Después, como estaba contento por la explicación que acababa de dar, se puso a reír con aire de satisfacción como para felicitarse.
—Pero —añadió a continuación— lleva usted mucho tiempo a bordo, y el capitán le espera en su camarote. Sígame, seré su guía.
—Espere —dijo Wilder—; ¿no sería conveniente anunciar mi visita?
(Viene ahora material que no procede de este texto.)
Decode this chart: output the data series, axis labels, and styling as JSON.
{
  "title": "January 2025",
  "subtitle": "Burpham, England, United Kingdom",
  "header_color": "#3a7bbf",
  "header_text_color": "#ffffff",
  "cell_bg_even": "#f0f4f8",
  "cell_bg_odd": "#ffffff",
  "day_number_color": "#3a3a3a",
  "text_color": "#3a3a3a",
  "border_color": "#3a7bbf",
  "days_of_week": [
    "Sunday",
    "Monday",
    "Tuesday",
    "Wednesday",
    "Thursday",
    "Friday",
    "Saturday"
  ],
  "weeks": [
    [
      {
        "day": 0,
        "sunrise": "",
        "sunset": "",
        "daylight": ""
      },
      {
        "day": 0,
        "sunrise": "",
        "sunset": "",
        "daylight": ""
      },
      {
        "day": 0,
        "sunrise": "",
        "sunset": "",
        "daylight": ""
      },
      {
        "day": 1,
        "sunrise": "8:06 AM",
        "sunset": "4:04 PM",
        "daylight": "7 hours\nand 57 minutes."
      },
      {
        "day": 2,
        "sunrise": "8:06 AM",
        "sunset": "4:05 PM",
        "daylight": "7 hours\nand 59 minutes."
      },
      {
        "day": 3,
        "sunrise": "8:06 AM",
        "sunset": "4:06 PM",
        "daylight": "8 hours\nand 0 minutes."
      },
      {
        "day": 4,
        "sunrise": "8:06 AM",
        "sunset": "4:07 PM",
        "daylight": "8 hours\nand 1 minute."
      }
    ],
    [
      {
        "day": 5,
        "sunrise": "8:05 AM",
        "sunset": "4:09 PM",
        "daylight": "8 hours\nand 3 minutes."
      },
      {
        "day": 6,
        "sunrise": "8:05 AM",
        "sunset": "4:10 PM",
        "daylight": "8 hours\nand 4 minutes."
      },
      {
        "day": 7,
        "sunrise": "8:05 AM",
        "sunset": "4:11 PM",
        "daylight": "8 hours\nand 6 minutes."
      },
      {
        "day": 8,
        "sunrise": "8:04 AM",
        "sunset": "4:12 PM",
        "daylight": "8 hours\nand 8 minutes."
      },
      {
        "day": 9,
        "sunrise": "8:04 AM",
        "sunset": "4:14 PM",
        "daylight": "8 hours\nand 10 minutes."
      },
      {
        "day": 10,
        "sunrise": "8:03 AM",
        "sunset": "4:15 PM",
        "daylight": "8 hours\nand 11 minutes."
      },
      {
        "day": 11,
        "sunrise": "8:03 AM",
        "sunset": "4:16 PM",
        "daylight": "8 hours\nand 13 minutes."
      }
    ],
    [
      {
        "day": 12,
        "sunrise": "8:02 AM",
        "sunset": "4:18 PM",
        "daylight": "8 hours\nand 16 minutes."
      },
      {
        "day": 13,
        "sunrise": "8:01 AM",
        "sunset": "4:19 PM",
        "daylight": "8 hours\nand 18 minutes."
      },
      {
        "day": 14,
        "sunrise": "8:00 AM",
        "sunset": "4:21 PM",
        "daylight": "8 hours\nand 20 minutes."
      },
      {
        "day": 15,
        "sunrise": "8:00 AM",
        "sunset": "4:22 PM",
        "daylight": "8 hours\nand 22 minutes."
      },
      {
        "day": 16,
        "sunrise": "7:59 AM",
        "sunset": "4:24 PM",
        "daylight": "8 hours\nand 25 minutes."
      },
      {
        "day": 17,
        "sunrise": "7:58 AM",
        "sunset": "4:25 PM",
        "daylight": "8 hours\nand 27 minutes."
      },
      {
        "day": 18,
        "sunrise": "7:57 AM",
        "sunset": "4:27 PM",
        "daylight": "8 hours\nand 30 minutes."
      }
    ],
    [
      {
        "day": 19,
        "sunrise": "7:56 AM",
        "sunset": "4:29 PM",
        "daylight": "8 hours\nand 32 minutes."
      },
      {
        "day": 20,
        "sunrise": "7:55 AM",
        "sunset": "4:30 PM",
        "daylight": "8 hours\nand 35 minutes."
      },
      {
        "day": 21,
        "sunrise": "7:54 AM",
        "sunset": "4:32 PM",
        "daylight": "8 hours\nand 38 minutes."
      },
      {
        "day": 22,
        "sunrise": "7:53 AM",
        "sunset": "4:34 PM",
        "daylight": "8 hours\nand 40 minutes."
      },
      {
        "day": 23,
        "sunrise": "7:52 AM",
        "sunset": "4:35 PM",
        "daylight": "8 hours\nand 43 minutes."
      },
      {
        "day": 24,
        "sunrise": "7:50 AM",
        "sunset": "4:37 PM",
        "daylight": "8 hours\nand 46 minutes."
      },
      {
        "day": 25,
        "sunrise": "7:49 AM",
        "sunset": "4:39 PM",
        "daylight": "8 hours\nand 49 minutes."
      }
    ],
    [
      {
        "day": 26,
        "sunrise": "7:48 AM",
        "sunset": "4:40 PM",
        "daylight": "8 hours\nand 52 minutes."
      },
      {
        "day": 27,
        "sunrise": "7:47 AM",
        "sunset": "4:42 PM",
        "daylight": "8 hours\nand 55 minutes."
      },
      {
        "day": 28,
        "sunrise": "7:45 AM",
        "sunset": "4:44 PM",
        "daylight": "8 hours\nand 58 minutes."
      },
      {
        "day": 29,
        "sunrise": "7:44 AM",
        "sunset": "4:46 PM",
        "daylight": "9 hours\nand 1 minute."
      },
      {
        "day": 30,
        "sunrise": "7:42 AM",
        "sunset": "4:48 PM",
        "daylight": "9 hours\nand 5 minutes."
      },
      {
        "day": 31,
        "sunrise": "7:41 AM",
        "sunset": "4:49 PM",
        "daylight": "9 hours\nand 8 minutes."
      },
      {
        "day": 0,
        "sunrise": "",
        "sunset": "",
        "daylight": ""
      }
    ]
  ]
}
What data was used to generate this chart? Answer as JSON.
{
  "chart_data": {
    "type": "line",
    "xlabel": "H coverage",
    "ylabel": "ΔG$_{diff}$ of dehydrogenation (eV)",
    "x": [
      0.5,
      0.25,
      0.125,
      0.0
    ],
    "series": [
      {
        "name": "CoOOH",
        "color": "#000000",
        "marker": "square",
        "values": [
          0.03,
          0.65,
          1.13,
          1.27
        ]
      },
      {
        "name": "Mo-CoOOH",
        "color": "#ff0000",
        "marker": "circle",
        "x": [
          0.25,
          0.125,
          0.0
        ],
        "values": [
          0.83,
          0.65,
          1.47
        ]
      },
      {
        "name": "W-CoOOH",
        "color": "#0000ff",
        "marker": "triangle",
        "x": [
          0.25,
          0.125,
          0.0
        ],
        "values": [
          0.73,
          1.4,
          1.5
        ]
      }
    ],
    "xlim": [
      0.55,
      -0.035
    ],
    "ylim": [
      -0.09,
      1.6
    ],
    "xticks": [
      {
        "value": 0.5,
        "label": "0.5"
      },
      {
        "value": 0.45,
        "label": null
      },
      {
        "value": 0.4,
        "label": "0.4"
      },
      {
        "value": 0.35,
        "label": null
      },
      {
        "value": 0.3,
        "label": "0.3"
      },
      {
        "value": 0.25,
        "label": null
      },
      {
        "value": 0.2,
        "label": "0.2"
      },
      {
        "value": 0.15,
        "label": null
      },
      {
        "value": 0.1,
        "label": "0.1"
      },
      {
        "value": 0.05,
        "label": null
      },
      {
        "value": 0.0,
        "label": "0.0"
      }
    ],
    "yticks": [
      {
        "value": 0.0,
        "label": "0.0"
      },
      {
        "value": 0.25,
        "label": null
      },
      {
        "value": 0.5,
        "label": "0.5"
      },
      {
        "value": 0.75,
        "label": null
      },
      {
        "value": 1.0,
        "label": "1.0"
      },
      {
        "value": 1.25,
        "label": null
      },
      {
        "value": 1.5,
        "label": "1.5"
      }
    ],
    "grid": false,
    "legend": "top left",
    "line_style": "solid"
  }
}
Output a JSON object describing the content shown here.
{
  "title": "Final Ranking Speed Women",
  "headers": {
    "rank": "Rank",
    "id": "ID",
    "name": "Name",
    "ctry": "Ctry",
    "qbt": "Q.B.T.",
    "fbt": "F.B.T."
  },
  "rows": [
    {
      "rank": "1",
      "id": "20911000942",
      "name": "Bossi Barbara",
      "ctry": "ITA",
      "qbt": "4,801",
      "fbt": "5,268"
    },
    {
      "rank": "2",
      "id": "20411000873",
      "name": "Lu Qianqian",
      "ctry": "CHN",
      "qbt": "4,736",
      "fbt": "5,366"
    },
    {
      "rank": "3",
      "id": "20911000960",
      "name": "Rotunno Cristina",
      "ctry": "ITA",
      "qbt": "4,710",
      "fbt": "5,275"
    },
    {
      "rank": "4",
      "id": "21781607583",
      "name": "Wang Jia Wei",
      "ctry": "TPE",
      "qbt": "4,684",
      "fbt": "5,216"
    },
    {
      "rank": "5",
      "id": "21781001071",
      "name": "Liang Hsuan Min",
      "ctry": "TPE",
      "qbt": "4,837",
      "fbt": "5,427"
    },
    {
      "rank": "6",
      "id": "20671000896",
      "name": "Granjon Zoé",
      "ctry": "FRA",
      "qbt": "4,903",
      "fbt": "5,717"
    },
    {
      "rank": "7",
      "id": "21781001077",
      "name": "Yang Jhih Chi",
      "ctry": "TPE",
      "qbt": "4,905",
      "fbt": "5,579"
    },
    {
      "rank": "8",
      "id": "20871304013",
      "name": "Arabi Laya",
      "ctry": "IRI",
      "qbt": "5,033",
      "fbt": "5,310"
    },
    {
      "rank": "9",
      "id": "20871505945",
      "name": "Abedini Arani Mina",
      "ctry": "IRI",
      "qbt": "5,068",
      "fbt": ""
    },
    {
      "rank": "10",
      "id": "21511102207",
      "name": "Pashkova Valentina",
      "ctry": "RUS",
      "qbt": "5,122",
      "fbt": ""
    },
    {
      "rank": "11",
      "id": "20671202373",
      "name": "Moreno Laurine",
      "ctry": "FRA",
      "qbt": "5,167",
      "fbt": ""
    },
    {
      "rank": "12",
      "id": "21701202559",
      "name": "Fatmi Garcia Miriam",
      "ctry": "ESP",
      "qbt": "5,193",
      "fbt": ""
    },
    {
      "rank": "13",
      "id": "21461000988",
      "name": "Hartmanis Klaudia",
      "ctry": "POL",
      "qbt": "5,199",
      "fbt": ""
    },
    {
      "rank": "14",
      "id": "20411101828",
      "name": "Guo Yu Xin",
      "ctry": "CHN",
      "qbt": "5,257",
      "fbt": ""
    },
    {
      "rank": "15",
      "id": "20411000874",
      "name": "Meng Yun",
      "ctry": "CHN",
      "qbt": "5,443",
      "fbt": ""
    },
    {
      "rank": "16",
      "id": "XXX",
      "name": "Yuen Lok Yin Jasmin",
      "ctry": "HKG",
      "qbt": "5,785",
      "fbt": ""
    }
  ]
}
—Está ya informado. No sucede nada a bordo que no llegue a sus oídos antes de ser puesto en el diario.
Wilder no hizo ninguna objeción más, y se mostró presto a seguir a su guía. Este le condujo hasta el lugar que separaba el camarote principal del resto del barco, y señalándole con el dedo una puerta, le dijo en voz baja:
—Golpee dos veces; si le responde, pase.
Wilder siguió sus instrucciones. Golpeó una primera vez; sin embargo, o no le oyó, o no le quiso responder. Lo hizo de nuevo y le dijo que pasara. El joven marino abrió la puerta, preso de una multitud de sensaciones que encontrarán su explicación en la continuación de nuestra historia, y a la luz de una lámpara reconoció al extranjero de levita verde.